According to the announcement, Brownstein received material, non-public information about a pending acquisition of Mariner Energy Inc. by Apache Corporation. Brownstein traded on the inside information he received from his friend Drew Clayton Peterson who got it from his father, Mariner board member H. Clayton Peterson ("Clayton Peterson").

After the acquisition was publicly announced, Brownstein realized nearly $2.5 million in profits for himself, his hedge fund and others. He pleaded pled guilty to one count of securities fraud was sentenced by U.S. District Judge Robert P. Patterson, Jr.

"(Drew) Brownstein, along with others, took secret information obtained from the corporate boardroom and used it to make illegal stock trades," Manhattan U.S. Attorney Preet Bharara said. "The boardroom should be where investors' interests are protected, not a money trough for tippees of the wealthy and connected. We hope the message is finally getting through - that any financial advantage gained from illegal trading will be fleeting and it will not be worth the cost."

According to statements made during the guilty plea proceeding, representatives of Apache began confidential discussions with representatives of Mariner to acquire the company. On April 7, 2010, Mariner's board of directors convened a conference call to consider Apache's proposal to buy Mariner for cash and stock totaling $25 per share.

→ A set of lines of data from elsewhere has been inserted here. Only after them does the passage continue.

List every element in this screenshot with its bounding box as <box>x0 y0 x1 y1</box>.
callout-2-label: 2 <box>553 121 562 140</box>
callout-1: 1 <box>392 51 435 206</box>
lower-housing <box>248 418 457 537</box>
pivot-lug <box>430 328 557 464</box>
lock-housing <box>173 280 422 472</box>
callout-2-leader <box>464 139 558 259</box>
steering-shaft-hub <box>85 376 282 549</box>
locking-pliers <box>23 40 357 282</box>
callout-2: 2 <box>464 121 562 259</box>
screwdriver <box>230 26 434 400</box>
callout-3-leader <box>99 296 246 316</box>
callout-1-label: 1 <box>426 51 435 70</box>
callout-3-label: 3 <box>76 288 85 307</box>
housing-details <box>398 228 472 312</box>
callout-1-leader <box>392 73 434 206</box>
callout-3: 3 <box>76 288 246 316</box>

Mariner stock was trading at approximately $17 per share at the time.
On April 12, 2010, Mariner board member Clayton Peterson telephoned Drew Peterson and told him that Mariner would be acquired by another company within a week. Drew Peterson immediately telephoned Brownstein knowing that Mariner had not yet publicly announced the acquisition. He left a voicemail message indicating that Mariner would be acquired.

Peterson and Brownstein had a telephone conversation in which Peterson told him that Mariner would soon be acquired and that the source of the information was his father early in the morning on April 13, 2010. The same day, Brownstein used the insider information to purchase Mariner options for his hedge fund as well as Mariner stock and options for other individuals.

After more conversations with Peterson the following day, Brownstein purchased additional Mariner options for both the fund
and his personal account. On April 15, 2010, before the market opened, Apache and Mariner announced that Apache would acquire Mariner. Mariner's stock went from $18 per share to approximately $26 per share. Brownstein realized a gain of nearly $2.5 million.